According to junior Krishana Spencer, she learned about the CRRE from a poster in the learning lab. Spencer said she then underwent a selection process and was one of the six students chosen.

“I filled out the application, I had to write an essay and get two recommendations and then after that they interview,” Spencer said.

According to Horel, the group first travelled to Memphis and participated in festivities for the 50th anniversary of Dr. Martin Luther King’s assassination.

“We were there for the 50th anniversary of Dr. Martin Luther King’s assassination. Doctor King was assassinated in Memphis at the Lorraine Motel,” Horel said. “(There were) a lot of festivities going on. It’s also a museum — a national civil rights museum. So we went there and they had tons of speakers.”
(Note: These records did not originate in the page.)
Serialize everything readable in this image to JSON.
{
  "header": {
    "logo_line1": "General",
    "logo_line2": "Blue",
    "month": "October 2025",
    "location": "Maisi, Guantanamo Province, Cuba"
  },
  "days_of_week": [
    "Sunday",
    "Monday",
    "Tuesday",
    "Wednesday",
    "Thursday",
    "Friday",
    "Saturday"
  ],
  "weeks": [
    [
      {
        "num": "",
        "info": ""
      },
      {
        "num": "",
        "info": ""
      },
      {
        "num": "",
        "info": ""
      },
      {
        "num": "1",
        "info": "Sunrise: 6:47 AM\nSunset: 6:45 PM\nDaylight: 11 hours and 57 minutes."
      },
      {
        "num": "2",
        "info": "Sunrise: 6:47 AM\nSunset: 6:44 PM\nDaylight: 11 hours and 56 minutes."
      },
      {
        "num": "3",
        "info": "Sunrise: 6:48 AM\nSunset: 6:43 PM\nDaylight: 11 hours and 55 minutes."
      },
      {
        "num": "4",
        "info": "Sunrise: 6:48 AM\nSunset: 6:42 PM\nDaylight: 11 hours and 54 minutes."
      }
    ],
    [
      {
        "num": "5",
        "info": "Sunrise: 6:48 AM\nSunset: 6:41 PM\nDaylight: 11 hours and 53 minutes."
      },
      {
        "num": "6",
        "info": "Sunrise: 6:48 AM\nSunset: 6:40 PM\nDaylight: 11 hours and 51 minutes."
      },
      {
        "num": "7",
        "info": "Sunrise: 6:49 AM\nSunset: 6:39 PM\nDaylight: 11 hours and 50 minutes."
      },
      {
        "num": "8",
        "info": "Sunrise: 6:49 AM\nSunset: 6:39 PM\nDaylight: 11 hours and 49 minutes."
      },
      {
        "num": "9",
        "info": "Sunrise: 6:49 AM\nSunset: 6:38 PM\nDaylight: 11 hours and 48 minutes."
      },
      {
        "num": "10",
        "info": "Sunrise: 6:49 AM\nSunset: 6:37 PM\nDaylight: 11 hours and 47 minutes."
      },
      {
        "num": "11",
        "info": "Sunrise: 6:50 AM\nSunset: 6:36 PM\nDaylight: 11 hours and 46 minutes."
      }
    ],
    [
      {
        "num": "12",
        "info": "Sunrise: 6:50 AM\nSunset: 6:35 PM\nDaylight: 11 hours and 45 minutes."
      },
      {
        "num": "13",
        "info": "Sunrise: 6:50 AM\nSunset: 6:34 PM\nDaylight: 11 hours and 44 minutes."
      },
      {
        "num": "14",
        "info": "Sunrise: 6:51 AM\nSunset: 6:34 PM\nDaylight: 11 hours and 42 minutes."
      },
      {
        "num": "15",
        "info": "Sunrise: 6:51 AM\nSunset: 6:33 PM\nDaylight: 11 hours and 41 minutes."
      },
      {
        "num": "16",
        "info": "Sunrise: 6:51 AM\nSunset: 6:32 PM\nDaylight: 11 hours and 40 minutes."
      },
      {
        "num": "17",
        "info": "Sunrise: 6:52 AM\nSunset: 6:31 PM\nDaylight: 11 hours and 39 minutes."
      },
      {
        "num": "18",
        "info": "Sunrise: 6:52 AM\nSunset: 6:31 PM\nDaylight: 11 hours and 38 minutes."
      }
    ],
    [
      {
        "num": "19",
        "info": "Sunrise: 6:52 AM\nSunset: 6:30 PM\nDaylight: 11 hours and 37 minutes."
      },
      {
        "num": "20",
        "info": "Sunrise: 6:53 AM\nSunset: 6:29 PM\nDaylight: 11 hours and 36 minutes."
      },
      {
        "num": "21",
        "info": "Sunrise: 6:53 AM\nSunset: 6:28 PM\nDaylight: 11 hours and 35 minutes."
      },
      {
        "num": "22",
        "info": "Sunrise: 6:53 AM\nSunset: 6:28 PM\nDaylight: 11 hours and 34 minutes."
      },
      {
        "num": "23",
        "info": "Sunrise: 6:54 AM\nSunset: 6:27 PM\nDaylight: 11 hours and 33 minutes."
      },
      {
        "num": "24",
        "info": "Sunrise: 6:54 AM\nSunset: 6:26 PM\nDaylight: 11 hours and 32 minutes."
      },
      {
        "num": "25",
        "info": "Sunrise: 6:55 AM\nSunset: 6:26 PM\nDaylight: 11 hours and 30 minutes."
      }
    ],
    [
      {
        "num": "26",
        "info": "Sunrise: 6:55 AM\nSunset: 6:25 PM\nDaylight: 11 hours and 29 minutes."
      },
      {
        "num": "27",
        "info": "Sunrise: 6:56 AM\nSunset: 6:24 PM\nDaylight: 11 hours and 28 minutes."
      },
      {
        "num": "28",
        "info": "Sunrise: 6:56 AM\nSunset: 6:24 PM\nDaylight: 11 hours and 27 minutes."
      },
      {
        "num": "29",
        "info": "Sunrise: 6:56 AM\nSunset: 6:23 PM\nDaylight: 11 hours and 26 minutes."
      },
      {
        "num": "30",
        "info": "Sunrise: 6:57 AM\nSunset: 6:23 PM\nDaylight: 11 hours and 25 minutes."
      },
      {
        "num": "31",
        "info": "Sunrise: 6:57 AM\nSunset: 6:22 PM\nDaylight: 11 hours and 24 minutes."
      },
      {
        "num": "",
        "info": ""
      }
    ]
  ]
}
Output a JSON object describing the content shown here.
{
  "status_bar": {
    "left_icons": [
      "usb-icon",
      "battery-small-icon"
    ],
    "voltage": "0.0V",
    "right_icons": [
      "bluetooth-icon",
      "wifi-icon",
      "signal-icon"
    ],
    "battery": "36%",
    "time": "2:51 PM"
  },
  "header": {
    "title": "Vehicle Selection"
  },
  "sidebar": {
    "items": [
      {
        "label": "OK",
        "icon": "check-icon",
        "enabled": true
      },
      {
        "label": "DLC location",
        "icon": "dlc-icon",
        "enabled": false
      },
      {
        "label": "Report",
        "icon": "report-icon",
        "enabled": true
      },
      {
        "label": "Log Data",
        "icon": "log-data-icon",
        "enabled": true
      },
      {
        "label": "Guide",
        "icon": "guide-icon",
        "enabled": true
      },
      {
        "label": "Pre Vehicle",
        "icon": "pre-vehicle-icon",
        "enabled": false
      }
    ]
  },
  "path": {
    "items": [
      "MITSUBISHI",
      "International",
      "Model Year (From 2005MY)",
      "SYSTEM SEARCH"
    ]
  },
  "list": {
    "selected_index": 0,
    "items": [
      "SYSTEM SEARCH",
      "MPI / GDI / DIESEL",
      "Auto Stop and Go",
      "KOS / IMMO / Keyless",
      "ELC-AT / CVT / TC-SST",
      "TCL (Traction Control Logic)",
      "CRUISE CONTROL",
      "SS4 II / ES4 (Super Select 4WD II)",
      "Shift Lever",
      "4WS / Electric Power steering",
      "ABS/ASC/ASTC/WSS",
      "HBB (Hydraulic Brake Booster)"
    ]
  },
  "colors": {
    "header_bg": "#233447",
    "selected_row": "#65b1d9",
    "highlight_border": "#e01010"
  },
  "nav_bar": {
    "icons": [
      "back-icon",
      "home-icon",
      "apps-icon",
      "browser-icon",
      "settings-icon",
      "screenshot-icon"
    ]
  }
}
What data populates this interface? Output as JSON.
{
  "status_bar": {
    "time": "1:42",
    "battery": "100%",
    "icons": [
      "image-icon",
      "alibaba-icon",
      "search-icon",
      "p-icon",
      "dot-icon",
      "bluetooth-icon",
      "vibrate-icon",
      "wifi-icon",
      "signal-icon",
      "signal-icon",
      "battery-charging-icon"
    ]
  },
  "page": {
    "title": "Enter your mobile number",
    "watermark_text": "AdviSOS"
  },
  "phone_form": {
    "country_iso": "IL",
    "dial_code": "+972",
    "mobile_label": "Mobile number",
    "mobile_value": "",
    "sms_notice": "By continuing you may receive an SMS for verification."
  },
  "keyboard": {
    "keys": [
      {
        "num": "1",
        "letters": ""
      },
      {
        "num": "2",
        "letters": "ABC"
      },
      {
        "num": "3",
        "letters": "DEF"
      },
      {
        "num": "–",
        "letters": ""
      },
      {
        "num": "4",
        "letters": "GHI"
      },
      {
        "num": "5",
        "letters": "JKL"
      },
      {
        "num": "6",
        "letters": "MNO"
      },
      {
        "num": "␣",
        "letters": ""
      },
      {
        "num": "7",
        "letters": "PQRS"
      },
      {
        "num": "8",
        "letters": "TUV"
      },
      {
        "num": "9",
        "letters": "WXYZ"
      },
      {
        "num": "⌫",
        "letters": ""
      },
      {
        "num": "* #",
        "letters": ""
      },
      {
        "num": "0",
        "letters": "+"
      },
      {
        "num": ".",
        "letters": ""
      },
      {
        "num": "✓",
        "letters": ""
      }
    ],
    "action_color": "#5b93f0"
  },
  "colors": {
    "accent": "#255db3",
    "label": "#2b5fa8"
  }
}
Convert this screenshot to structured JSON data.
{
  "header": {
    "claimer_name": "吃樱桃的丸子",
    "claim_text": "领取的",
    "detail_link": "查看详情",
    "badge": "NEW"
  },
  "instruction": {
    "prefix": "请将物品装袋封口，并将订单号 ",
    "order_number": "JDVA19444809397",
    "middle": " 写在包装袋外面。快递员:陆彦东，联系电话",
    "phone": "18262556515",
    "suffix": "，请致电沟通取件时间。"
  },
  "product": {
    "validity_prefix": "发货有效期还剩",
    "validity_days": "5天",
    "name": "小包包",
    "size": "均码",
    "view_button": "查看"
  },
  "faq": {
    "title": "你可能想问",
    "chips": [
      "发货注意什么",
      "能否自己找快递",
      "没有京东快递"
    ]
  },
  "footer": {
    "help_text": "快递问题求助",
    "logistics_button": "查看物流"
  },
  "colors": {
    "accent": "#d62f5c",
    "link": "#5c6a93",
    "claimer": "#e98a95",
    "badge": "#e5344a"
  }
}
Spencer said she enjoyed the group’s visit to Selma because the city’s authentic buildings allowed her to better picture the historic civil rights events occuring in the ’60s.  

“The whole trip in Selma (was a highlight). It looks so original and authentic and it does not look modern. They didn’t tear all of the buildings down, and it looks the same like it was part of the ‘60s so it was easier to imagine how it looked back then,” Spencer said. “One of the tour guides had participated in “Bloody Sunday” and she showed us one of the places Martin Luther King was staying at for the march, and it still looks the same.”

Horel said the CRRE aims to provide students with information often omitted from Western textbooks.

“There’s always a lot of information that’s left out and it usually tends to be one-sided,” Horel said. “So to provide where kids can actually unpack a lot of history that’s not necessarily in their textbooks but also to go to some of the places that is in their textbooks.”

Spencer said she credits the trip for helping her incorporate new information into her racial identity and discover more about herself.

“Some of the personals goals were trying to figure out the things I learned, how to incorporate them to myself and how can know more about my ancestors so I can know more about myself and more about my identity and everything,” Spencer said. “I feel like I accomplished this because of all the events that we did.”